Some people have low self-esteem and don't know how to love themselves, so they let people treat them any kind of way.
I dealt with the low self-esteem and insecurities within myself. I knew how to treat people nicely, but I didn't demand that same respect, and I would let people walk all over me.
As I stated in a previous blog, I became a people pleaser. I wanted everyone to like me, and I hated to disappoint anyone. If something went wrong in the relationship, I'd blame myself and try to fix it.
I was looking for everyone else to love me, but it was me who needed to love me. I needed to see myself from God's perspective and not everyone else's.
There are so many people that are dealing with hurt and pain internally, and it causes the people around them to become the recipient of their pain.
I knew people who were just angry with the world, so they lashed out at the people around them. They became bullies and would tease others and put them down. But it was just a reflection of how they saw themselves. They didn't love who they were.
It was easier for them to be mean then to be nice to someone because of how they felt about themselves.
Then again there was me. The one who was being bullied because I didn't love myself enough to know that I shouldn't have been treated that way.
With so much taking place in my life, such as sexual abuse and not being able to use my voice and let people know what was going on, I began to become silent. My identity slowly started to drift away. I no longer had a voice, so many people did what they wanted and said what they wanted to me as a child that that carried on into my teenage years and adulthood to the point that I just allowed it.

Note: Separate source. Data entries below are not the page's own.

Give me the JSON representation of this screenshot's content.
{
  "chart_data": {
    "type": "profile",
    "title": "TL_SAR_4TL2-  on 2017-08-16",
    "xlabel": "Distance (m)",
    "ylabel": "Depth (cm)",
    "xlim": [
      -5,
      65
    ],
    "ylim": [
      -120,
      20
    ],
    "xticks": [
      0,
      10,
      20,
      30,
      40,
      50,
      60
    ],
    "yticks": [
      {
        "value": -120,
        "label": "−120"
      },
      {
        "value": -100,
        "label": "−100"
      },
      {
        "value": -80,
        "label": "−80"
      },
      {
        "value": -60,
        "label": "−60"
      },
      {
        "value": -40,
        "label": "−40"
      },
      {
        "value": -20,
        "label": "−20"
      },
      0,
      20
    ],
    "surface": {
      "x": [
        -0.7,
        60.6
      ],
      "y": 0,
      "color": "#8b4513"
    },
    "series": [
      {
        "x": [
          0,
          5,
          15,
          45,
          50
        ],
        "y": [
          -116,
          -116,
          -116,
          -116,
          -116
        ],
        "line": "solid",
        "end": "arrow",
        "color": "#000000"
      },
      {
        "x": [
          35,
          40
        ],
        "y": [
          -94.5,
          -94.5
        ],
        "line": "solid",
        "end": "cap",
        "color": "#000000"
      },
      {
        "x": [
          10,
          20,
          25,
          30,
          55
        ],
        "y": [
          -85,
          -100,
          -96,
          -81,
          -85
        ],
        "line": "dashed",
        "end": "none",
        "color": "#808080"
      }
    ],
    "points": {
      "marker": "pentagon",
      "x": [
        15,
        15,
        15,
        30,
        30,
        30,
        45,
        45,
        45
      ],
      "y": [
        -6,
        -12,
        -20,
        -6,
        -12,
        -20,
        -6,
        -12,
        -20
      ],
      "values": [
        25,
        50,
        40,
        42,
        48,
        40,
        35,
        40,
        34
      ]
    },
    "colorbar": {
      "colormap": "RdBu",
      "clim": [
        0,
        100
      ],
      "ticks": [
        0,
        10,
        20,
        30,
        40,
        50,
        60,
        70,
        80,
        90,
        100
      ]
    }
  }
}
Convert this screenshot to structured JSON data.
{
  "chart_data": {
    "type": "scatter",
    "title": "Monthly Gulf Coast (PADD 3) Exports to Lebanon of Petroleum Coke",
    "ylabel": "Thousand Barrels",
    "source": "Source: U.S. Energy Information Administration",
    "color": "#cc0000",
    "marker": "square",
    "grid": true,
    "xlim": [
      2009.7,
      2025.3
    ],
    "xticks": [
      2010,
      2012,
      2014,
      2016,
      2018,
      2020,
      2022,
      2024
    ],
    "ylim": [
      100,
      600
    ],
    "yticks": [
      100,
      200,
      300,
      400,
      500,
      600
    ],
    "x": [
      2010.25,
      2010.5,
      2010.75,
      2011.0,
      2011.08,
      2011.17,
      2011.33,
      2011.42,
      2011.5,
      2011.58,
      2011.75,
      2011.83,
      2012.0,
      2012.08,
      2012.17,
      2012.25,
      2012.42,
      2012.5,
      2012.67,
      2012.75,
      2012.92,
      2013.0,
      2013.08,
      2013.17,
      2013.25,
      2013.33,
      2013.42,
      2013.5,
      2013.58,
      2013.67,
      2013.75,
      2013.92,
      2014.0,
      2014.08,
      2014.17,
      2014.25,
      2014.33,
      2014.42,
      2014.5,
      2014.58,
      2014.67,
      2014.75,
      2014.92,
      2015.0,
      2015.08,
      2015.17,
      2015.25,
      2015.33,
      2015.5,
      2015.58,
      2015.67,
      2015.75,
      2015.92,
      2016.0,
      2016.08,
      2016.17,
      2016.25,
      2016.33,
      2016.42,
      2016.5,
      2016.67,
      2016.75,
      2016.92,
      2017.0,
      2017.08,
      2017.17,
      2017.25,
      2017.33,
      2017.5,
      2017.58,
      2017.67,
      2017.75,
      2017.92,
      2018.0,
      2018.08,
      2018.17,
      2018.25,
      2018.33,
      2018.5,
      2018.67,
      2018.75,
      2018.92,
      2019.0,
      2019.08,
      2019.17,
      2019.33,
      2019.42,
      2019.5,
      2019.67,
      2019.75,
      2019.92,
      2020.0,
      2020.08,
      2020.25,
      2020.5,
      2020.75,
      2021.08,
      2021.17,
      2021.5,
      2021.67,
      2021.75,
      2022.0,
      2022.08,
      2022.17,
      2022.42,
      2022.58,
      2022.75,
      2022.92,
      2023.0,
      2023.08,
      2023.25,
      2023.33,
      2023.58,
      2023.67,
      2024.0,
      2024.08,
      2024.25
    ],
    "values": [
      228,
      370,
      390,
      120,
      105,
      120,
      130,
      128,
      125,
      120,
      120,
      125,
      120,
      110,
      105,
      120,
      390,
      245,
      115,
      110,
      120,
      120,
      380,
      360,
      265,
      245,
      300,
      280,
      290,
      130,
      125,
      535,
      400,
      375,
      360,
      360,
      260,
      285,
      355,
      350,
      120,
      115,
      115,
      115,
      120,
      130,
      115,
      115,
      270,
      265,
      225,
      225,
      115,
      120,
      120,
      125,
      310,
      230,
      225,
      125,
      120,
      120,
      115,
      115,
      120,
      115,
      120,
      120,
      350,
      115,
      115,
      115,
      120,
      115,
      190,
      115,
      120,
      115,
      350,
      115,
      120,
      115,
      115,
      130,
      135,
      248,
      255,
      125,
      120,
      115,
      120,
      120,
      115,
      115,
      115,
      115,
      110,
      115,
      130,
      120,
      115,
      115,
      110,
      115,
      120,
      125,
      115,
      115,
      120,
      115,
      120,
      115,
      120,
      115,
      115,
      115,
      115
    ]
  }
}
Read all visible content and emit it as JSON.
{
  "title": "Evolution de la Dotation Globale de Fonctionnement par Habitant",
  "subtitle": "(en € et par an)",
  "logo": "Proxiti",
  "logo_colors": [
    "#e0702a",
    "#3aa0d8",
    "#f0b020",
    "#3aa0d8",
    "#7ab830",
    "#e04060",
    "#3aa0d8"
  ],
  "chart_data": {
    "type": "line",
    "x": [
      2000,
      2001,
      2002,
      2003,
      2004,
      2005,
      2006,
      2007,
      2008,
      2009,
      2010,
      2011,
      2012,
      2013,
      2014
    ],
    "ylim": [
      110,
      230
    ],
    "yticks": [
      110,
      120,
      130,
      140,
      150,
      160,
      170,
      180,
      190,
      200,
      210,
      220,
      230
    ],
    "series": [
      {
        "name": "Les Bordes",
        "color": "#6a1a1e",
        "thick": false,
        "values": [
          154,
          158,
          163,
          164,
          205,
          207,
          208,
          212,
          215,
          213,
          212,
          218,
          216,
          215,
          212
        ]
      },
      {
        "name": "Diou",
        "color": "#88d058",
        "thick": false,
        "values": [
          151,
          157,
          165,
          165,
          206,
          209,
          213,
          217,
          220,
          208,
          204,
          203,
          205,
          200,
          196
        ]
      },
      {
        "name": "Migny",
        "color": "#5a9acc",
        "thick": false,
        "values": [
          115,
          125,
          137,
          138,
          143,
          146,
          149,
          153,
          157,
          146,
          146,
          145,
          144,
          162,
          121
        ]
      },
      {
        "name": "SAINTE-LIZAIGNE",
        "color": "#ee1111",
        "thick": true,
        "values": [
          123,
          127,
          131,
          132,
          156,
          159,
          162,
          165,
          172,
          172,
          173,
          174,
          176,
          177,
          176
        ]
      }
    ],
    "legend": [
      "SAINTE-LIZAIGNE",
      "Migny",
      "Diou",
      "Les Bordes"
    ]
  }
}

I felt as if I would be rebelling if I didn't do what I was told.
But one day I found out who I was and whose I was and that changed everything that I thought about myself. I learned that love and acceptance don't come from others, but it comes from God. I learned that I was fearfully and wonderfully made. I learned that I was chosen and adopted into the body of Christ. I learned about the sacrifice that Christ made for me when He died on the cross at Calvary. I learned that there is no greater love than the love of Jesus.
Granted I heard these things growing up, but I didn't think that included me. A broken soul, who just wanted to be loved. I accepted Christ into my heart at a young age, but it wasn't until much later that I truly believed and understood His love for me. Now I'm able to love my neighbor the right way, simply because I love myself.
Before I end this blog, I just want to mention this. Last week, my daughter wrote this cute little book about love. She asked me to staple it and then she asked me to read it, and I did. When I got to the last page, I was in awe because of what she had written. This is what it said…
It truly warmed my heart. It was so good to see that she had an understanding of what it meant to love and like herself. I wish I had that understanding at her age. My prayer is that she continues to go through life with that understanding and not allow circumstances in her life to cause her to lose her identity in Christ.
Remember to love God with every part of you and love yourself just like He loves you so that you can love your neighbor the same.